0

Currently I'm working with texts. My main goal is to calculate a measure of similarity between 30 000 texts. I'm following this tutorial:

Creating a document-term matrix:

In [1]: import numpy as np  # a conventional alias
In [2]: from sklearn.feature_extraction.text import CountVectorizer
In [3]: filenames = ['data/austen-brontë/Austen_Emma.txt',
...:              'data/austen-brontë/Austen_Pride.txt',
...:              'data/austen-brontë/Austen_Sense.txt',
...:              'data/austen-brontë/CBronte_Jane.txt',
...:              'data/austen-brontë/CBronte_Professor.txt',
...:              'data/austen-brontë/CBronte_Villette.txt']
...: 

In [4]: vectorizer = CountVectorizer(input='filename')

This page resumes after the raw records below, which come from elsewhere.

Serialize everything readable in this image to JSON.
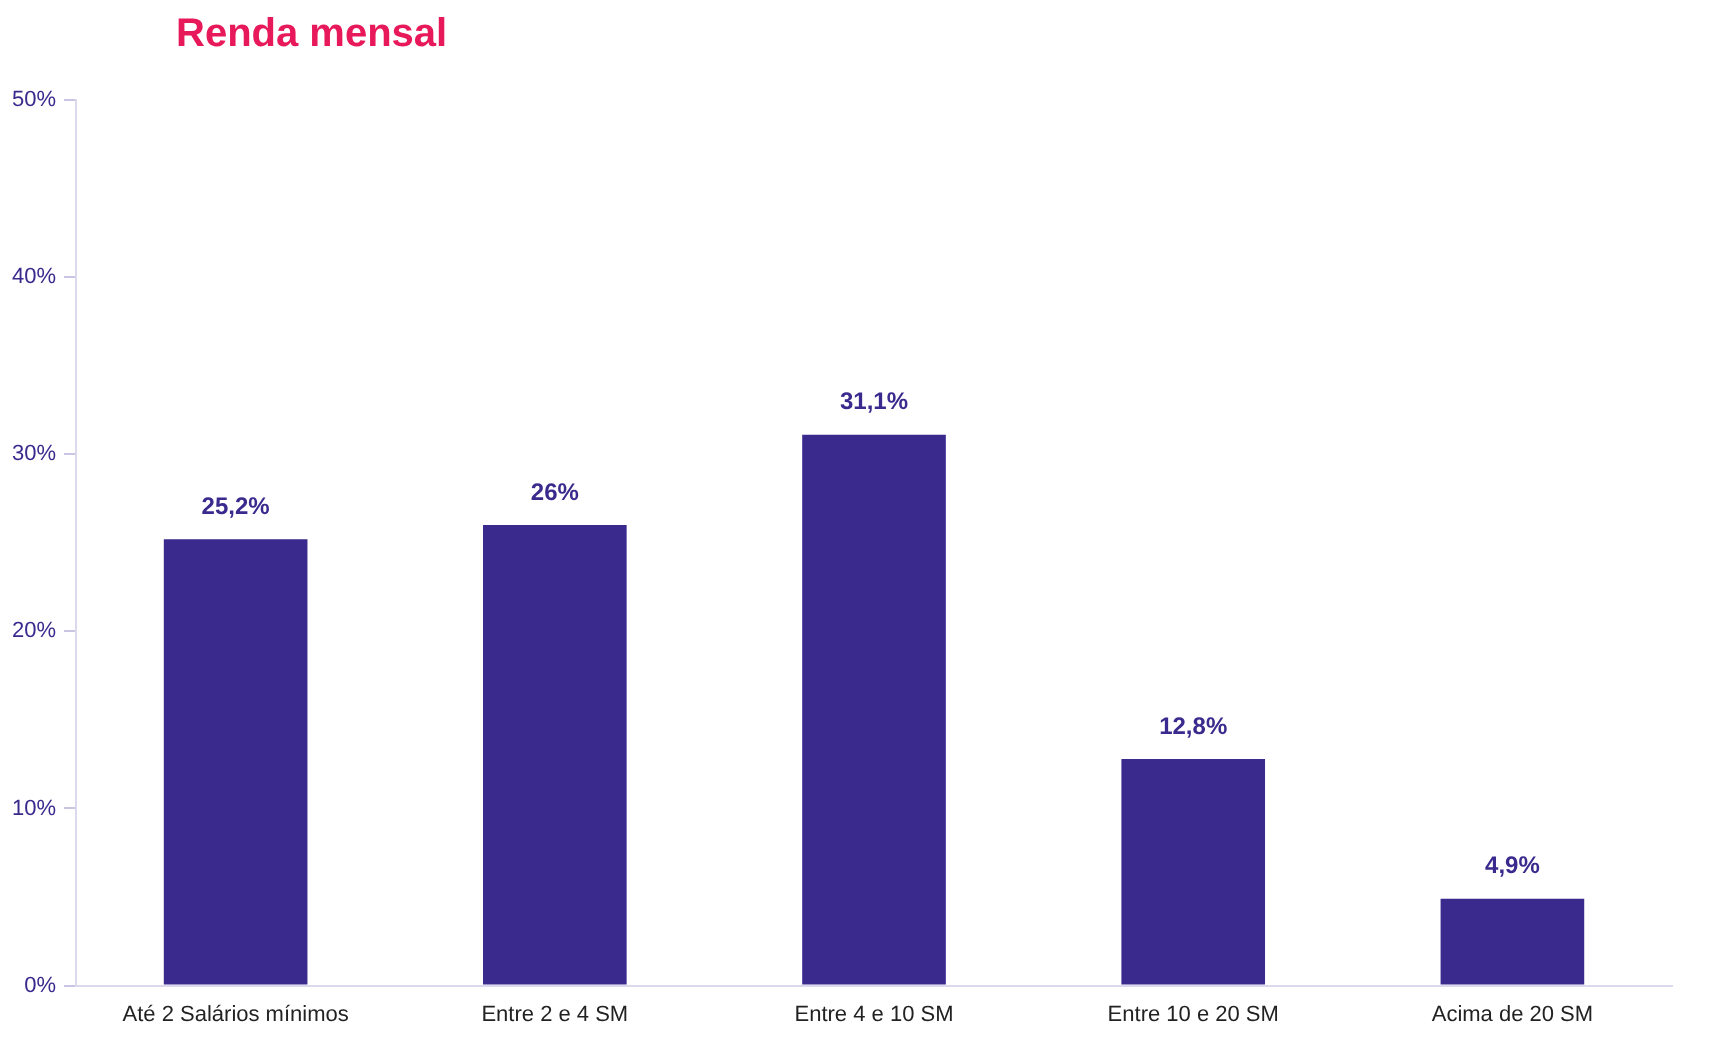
{
  "chart_data": {
    "type": "bar",
    "title": "Renda mensal",
    "categories": [
      "Até 2 Salários mínimos",
      "Entre 2 e 4 SM",
      "Entre 4 e 10 SM",
      "Entre 10 e 20 SM",
      "Acima de 20 SM"
    ],
    "values": [
      25.2,
      26,
      31.1,
      12.8,
      4.9
    ],
    "color": "#3a2a8e",
    "value_labels": [
      "25,2%",
      "26%",
      "31,1%",
      "12,8%",
      "4,9%"
    ],
    "ylim": [
      0,
      50
    ],
    "yticks": [
      {
        "value": 0,
        "label": "0%"
      },
      {
        "value": 10,
        "label": "10%"
      },
      {
        "value": 20,
        "label": "20%"
      },
      {
        "value": 30,
        "label": "30%"
      },
      {
        "value": 40,
        "label": "40%"
      },
      {
        "value": 50,
        "label": "50%"
      }
    ],
    "grid": false,
    "legend": false
  }
}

In [5]: dtm = vectorizer.fit_transform(filenames)  # a sparse matrix

In [6]: vocab = vectorizer.get_feature_names()  # a list



In [7]: type(dtm)
Out[7]: scipy.sparse.csr.csr_matrix

In [8]: dtm = dtm.toarray()  # convert to a regular array

In [9]: vocab = np.array(vocab)

Comparing texts And we want to use a measure of distance that takes into consideration the length of the novels, we can calculate the cosine similarity.

In [24]: from sklearn.metrics.pairwise import cosine_similarity

In [25]: dist = 1 - cosine_similarity(dtm)

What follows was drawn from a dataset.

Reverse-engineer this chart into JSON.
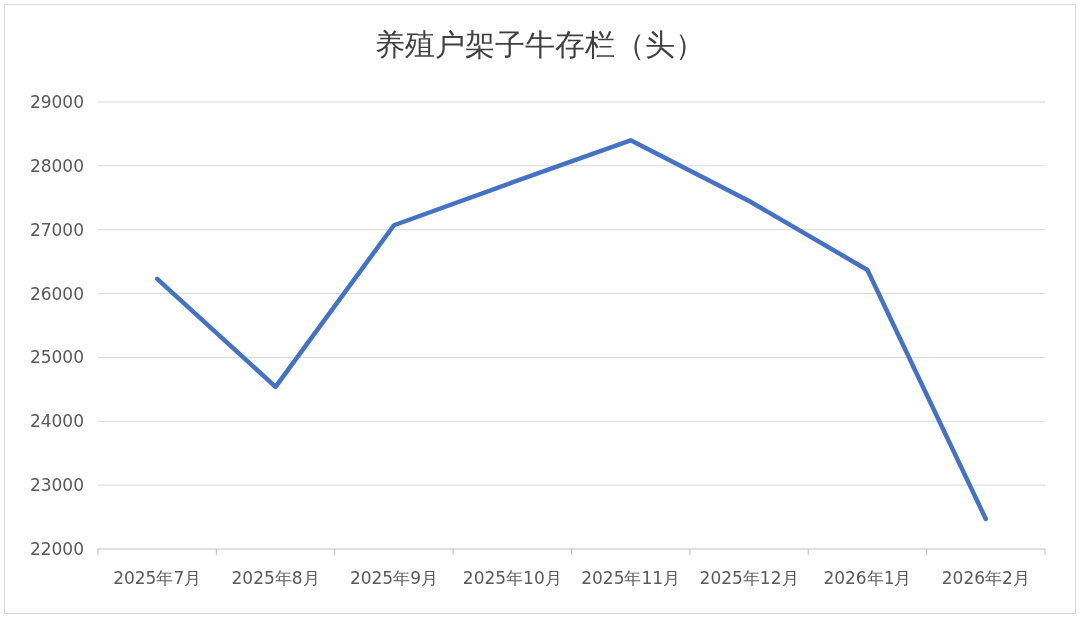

In [26]: np.round(dist, 2)
Out[26]: 
array([[-0.  ,  0.02,  0.03,  0.05,  0.06,  0.05],
       [ 0.02,  0.  ,  0.02,  0.05,  0.04,  0.04],
       [ 0.03,  0.02,  0.  ,  0.06,  0.05,  0.05],
       [ 0.05,  0.05,  0.06,  0.  ,  0.02,  0.01],
       [ 0.06,  0.04,  0.05,  0.02, -0.  ,  0.01],
       [ 0.05,  0.04,  0.05,  0.01,  0.01, -0.  ]])

The final result:

enter image description here

As mentioned above, my goal is to calculate a measure of similarity between 30 000 texts. While implementing the above codes, it is taking too much time, in the end giving me a Memory Error. My question is --- Is there a better solution to calculate cosine similarity between huge number of texts? How do you cope with time and Memory Error Problem?

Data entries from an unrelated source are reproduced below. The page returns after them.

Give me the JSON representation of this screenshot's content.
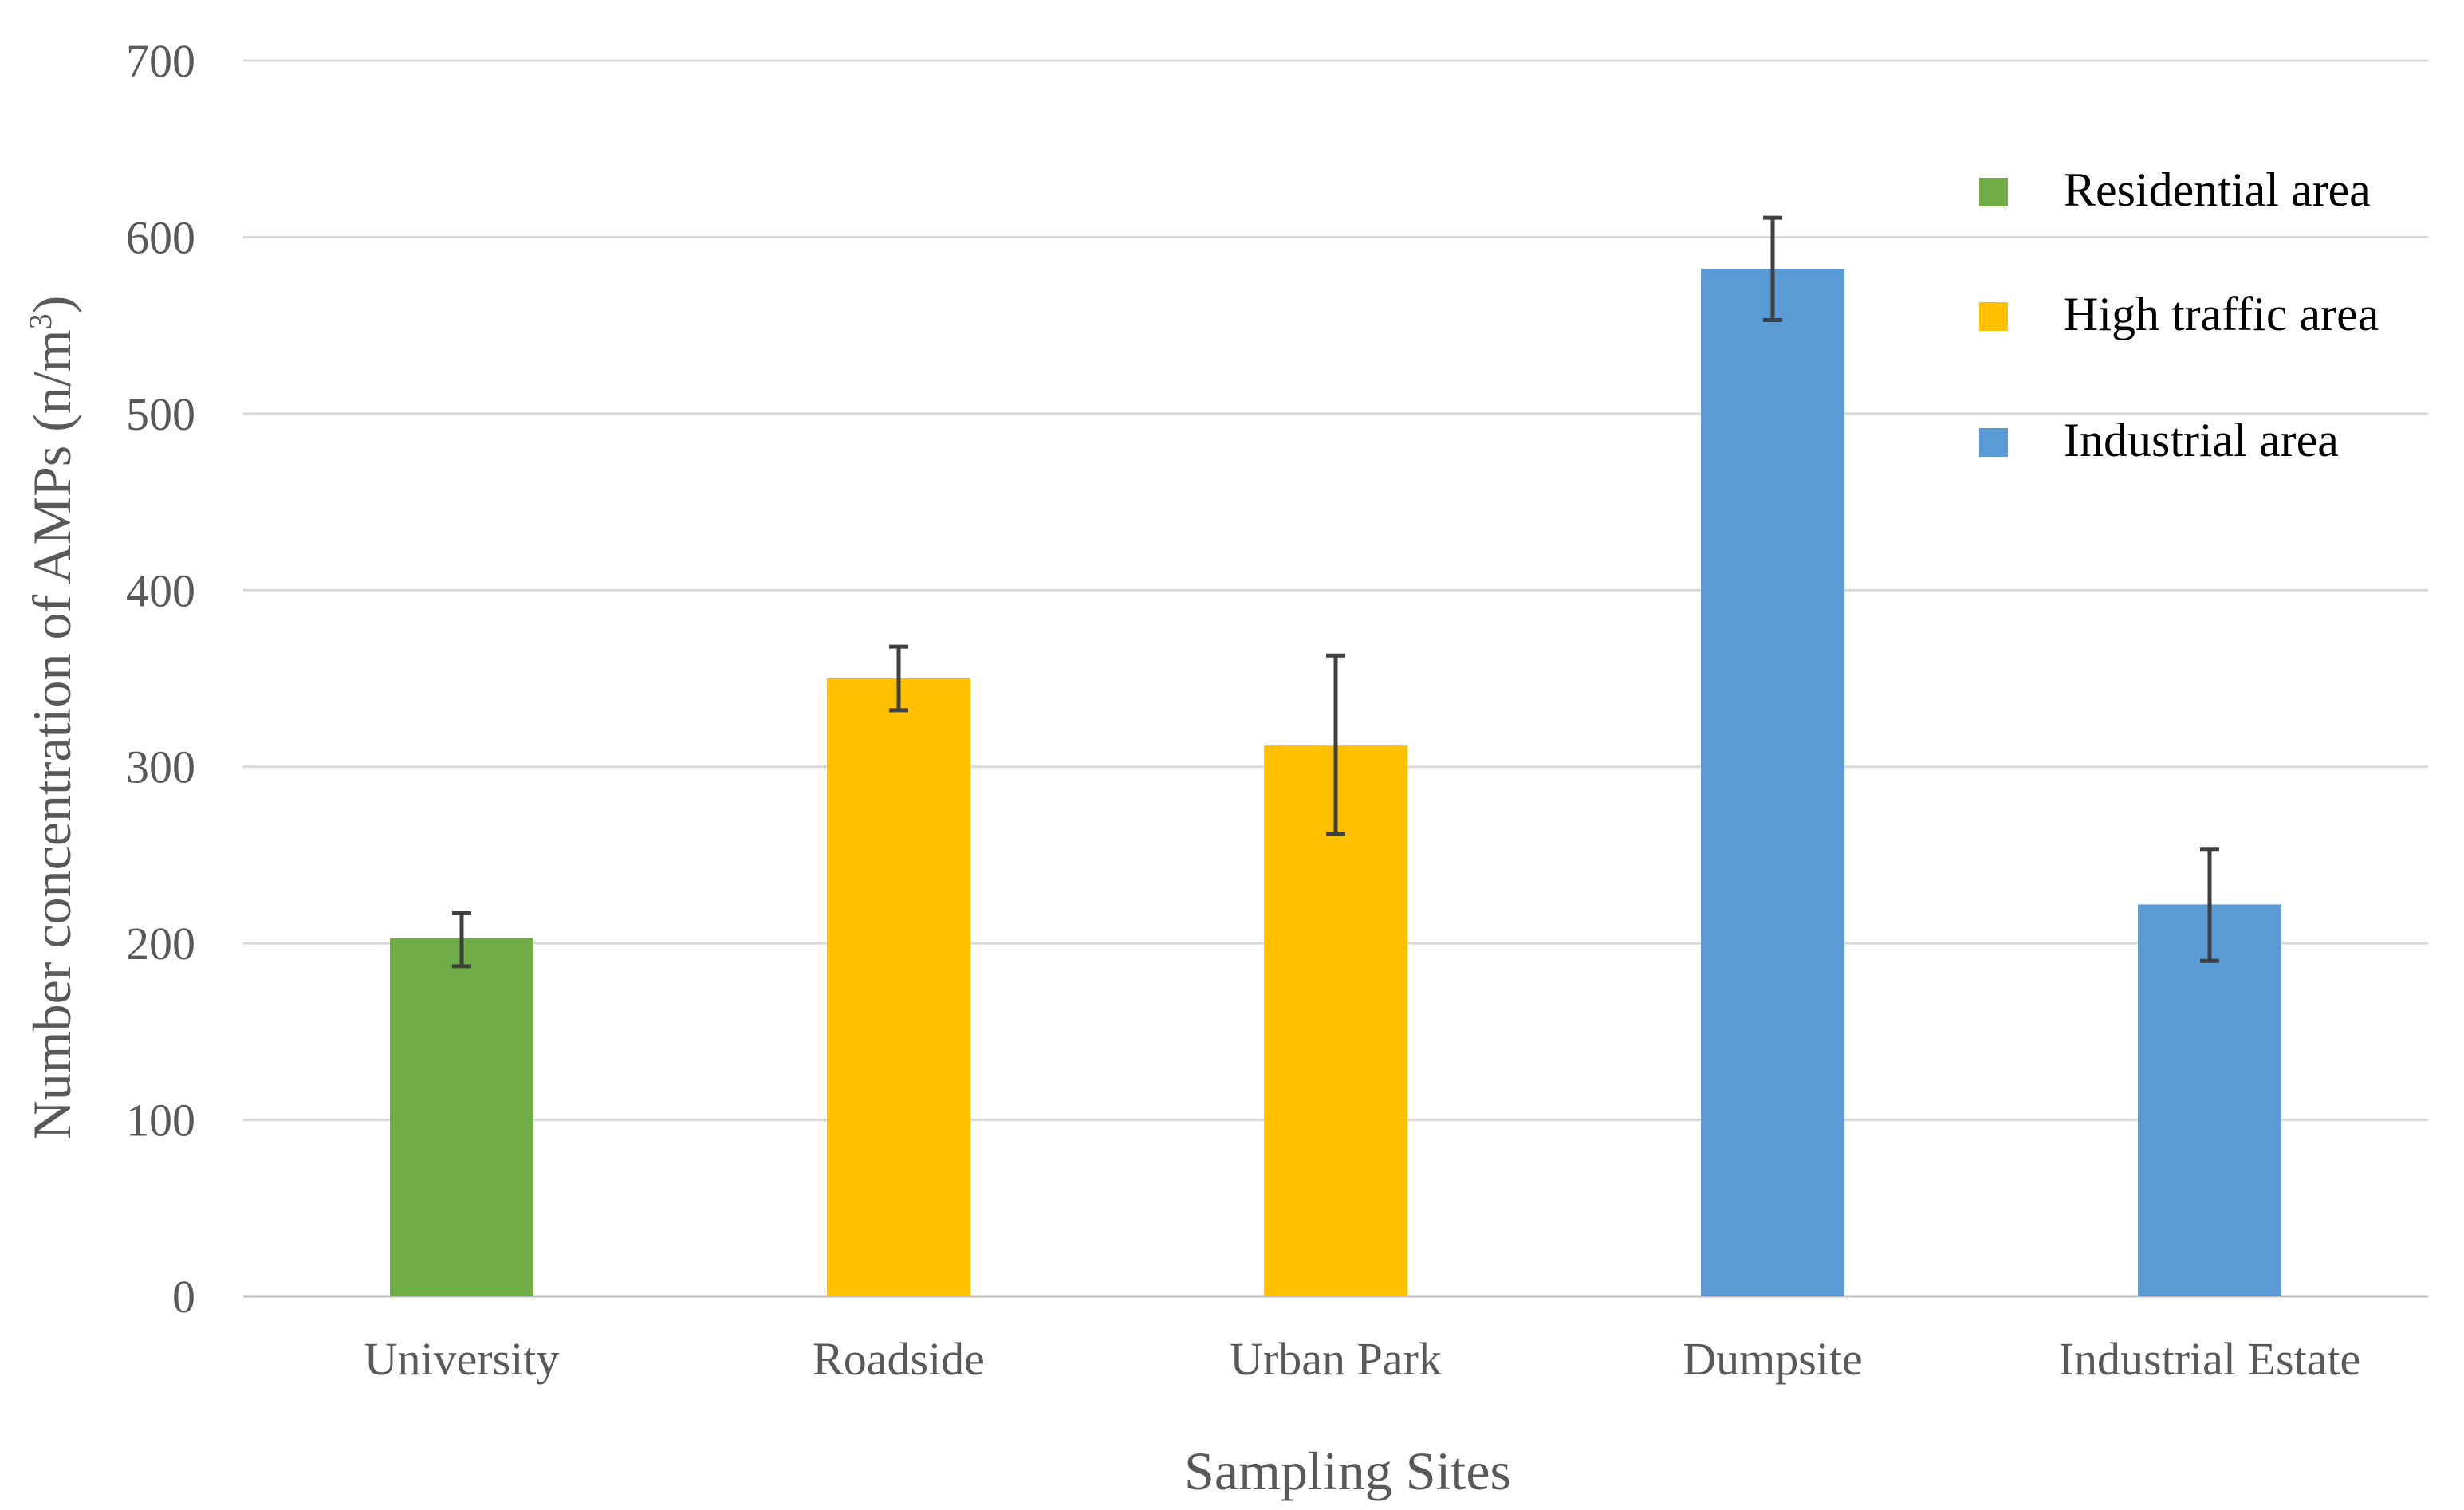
{
  "chart_data": {
    "type": "bar",
    "title": "",
    "xlabel": "Sampling  Sites",
    "ylabel": "Number concentration of AMPs (n/m",
    "ylabel_superscript": "3",
    "ylabel_suffix": ")",
    "ylim": [
      0,
      700
    ],
    "yticks": [
      0,
      100,
      200,
      300,
      400,
      500,
      600,
      700
    ],
    "grid": true,
    "categories": [
      "University",
      "Roadside",
      "Urban Park",
      "Dumpsite",
      "Industrial Estate"
    ],
    "values": [
      203,
      350,
      312,
      582,
      222
    ],
    "error_low": [
      187,
      332,
      262,
      553,
      190
    ],
    "error_high": [
      217,
      368,
      363,
      611,
      253
    ],
    "bar_groups": [
      "Residential area",
      "High traffic area",
      "High traffic area",
      "Industrial area",
      "Industrial area"
    ],
    "legend_position": "top-right",
    "legend": [
      {
        "label": "Residential area",
        "color": "#70ad47"
      },
      {
        "label": "High traffic area",
        "color": "#ffc000"
      },
      {
        "label": "Industrial area",
        "color": "#5b9bd5"
      }
    ]
  }
}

  • Things I notice without going into much careful analysis of the code or documentation: dtm seems to begin life as a sparse matrix which might occupy less space than it would after being converted to a 'regular array'. – Bill Bell Sep 22 '16 at 20:29
  • If you need only 2-digit precision could you arrange to make calculations resulting in signed two-digit integers and then define numpy array to use smaller data type? – Bill Bell Sep 22 '16 at 20:39
  • Defining dist seems unnecessary since it's such a simple function of cosine similarity. – Bill Bell Sep 22 '16 at 20:39
  • Is it really necessary to produce full matrix when it symmetrical? – Bill Bell Sep 22 '16 at 20:40
  • @BillBell, thank you for your time! My main goal is: in the end I want to have similarity measure between each text like shown in the image. Will arranging the results in two-digit integers fasten the process? Re full matrix, is there any other solutions besides making a matrix? – PineapplePizza Sep 23 '16 at 02:04
  • After I went on to other things I realised that I was commenting mainly about space considerations. I was thinking about likely source of your 'Memory Error'. Later it occurred to me to suggest that you sprinkle some time measurements in your code. (Discussions about how to do that are available in various places.) I'll think about how to solve the problem without matrices when I get a minute. – Bill Bell Sep 23 '16 at 17:51
  • I should have said this long before now: This is a lot of numbers. – Bill Bell Sep 23 '16 at 19:36
  • @BillBell Thank you for your comments. Yes, indeed. The only thing I'm thinking is, the real time measure one by one when it is needed is the best solution I guess )) – PineapplePizza Sep 26 '16 at 03:32

0 Answers0